Making-up "classic" fairytales is a testing enterprise; but if anyone other than M. Night Shyamalan can "Brave" it, it’s Pixar.
The first thing that hits you when you see Merida, the free-spirit teenage girl-hero of the Pixar's "The Brave" is her hair. And boy, do they pack a wallop! Unruly, curly, frothy Persimmon-colored locks that cleverly outline her unrepressed characteristics: she is a modern-day defiant tomboy, who would rather play "Braveheart" than "Queen Elizabeth II".
Although women empowerment isn't fresh dominion for animated belles — take your pick of any prevailing Disney princess Ariel, Belle, Jasmineand Pocahontas) — it is certainly one of the toughest nuts to crack with an original twist; And especially so, because we see it happening often enough. A princess in peril – sometimes waiting for a prince, or a rogue — is oft inhibited behind castle walls, and almost always governed by a dastardly foster-mother.
For Merida (voiced by Kelly McDonald), whose world is as untamed as her hair. The film is set in the dark ages of Scotland. The wall would be teenage-marriage (as they said in the olden ages, you turn 16 and off you go); but on the other hand her mother is kind of nice.
Voiced by Emma Thompson, Queen Elinor is more-or-less a good South Asian mum, who wants what's good for her daughter, like her mother did. To Merida she may be Voldemort, or at the very least Snape.
Her father, Fergus (voiced by Billy Connolly), is a barely domesticated goof in a hulking frame, whose pass-time is equally divided between bear-hunting, tall-tales and drink-fests. His liberated lifestyle may not be the best example for Merida, and in a time without college education or television it is the only available alternative.
It also more fun.
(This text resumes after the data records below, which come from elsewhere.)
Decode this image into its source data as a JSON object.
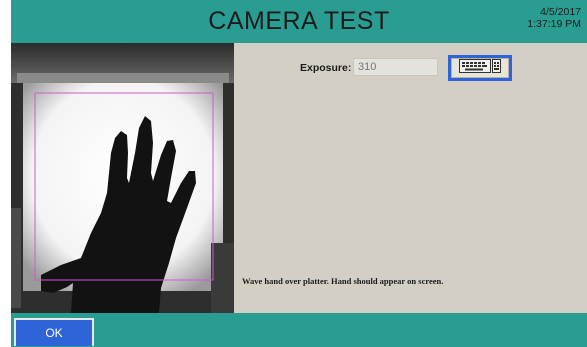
{
  "header": {
    "title": "CAMERA TEST",
    "date": "4/5/2017",
    "time": "1:37:19 PM"
  },
  "camera": {
    "content": "hand silhouette over platter"
  },
  "settings": {
    "exposure_label": "Exposure:",
    "exposure_value": "310",
    "keyboard_icon": "keyboard-icon"
  },
  "instruction": "Wave hand over platter. Hand should appear on screen.",
  "footer": {
    "ok_label": "OK"
  },
  "colors": {
    "teal": "#2a9d93",
    "blue_accent": "#2f64d8",
    "panel_bg": "#d3cfc5",
    "roi_border": "#d05ad0"
  }
}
He teaches her to shoot arrows while her mother tells her that "a lady does not place her weapon on the table". And then there's the awfully tight corset she must wear to greet her would-be suitors, chieftain sons from other clans.
Bounded by tradition "Brave" is an understated marvel of orthodox storytelling, written apathetically for the screen by Mark Andrews, Brenda Chapman (also the co-director with Andrews), Steve Purcell and Irene Mecchi. Yes, this is both a compliment and a criticism.
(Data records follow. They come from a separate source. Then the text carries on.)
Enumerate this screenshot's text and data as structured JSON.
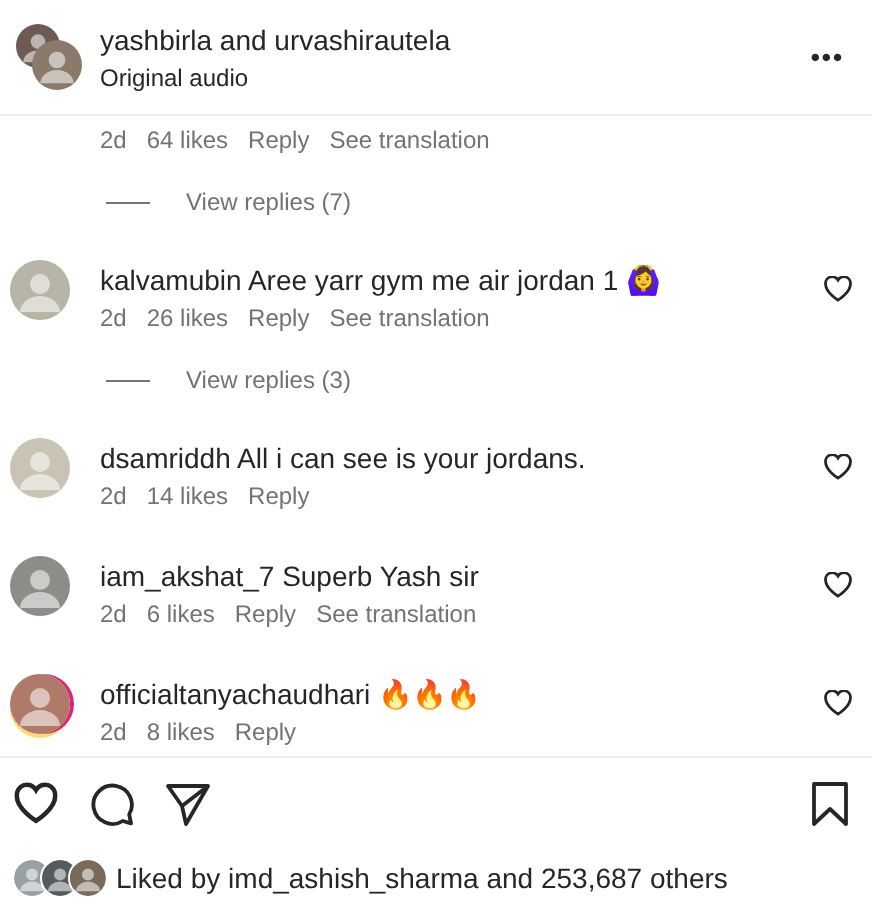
{
  "post": {
    "authors": "yashbirla and urvashirautela",
    "audio": "Original audio",
    "menu": "•••"
  },
  "comments": [
    {
      "time": "2d",
      "likes": "64 likes",
      "reply": "Reply",
      "translate": "See translation",
      "replies": "View replies (7)"
    },
    {
      "user": "kalvamubin",
      "text": "Aree yarr gym me air jordan 1 🙆‍♀️",
      "time": "2d",
      "likes": "26 likes",
      "reply": "Reply",
      "translate": "See translation",
      "replies": "View replies (3)",
      "liked": false
    },
    {
      "user": "dsamriddh",
      "text": "All i can see is your jordans.",
      "time": "2d",
      "likes": "14 likes",
      "reply": "Reply",
      "liked": false
    },
    {
      "user": "iam_akshat_7",
      "text": "Superb Yash sir",
      "time": "2d",
      "likes": "6 likes",
      "reply": "Reply",
      "translate": "See translation",
      "liked": false
    },
    {
      "user": "officialtanyachaudhari",
      "text": "🔥🔥🔥",
      "time": "2d",
      "likes": "8 likes",
      "reply": "Reply",
      "liked": false,
      "story": true
    }
  ],
  "actions": {
    "liked": false,
    "saved": false
  },
  "liked_by": {
    "prefix": "Liked by",
    "user": "imd_ashish_sharma",
    "suffix": "and 253,687 others"
  }
}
"Brave" starts out as its namesake, and after the first-half, settles to be a Bros. Grimm fable. In a light-hearted song-sequence in a mystically-secreted hut Merida finds a kooky old witch and wishes for a spell that would "turn" her mother.
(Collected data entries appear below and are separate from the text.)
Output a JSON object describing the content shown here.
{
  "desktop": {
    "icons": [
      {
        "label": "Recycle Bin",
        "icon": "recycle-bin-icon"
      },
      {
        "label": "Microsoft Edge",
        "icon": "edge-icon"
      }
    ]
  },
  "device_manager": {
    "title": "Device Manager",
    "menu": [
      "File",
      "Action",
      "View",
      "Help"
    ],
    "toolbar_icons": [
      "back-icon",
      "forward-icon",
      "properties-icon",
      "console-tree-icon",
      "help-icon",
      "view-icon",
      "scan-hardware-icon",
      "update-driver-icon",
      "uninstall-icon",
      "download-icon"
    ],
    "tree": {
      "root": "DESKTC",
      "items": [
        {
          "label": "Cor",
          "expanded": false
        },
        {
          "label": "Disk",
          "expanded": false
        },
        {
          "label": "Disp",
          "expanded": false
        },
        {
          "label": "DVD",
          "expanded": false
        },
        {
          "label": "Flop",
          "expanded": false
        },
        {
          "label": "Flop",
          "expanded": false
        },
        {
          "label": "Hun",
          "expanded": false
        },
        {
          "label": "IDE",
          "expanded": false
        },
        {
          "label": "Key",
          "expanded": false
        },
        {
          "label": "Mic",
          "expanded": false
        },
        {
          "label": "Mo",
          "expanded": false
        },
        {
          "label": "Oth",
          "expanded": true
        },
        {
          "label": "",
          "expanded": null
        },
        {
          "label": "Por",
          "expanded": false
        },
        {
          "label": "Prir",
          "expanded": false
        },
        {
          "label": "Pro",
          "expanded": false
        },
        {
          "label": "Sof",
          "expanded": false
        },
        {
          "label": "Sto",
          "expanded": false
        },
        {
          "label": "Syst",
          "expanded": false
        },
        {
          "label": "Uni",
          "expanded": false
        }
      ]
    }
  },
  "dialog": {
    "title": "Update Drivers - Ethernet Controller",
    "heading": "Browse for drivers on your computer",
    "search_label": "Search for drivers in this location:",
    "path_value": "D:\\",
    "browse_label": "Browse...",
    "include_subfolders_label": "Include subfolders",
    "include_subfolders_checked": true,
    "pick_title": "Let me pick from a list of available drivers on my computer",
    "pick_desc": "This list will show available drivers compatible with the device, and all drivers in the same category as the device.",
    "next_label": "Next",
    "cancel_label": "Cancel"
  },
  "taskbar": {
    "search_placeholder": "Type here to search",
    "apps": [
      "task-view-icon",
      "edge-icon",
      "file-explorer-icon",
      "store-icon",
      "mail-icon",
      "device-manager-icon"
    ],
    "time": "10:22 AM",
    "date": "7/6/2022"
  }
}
This second-half also "turns" "Brave" into a kiddie flick — think "Up", before and after the talking dog bits.
Funny as it were, however, that’s just a passing whimsy, unmistakably added to touch-up the film’s fluctuating mood. But by the final act, which amps up on emotional heft, "Brave" proves that Pixar products have a knack to thwart the monotony of cliché with sophistication.
"Brave" is a gorgeous — sometimes too-photorealistic — fable centering on a mother-daughter relationship. Its dwindling box-office could be because of its rather grave drama or the slightly alienating Scottish accents. No wonder Pixar is stocking up on safer bets with sequels ("Monsters University" is due next year and "Finding Nemo 2" has recently been greenlit).
While "Brave’s" aim may be not as crack-shot as Merida’s, it certainly makes a swell mother’s day gift.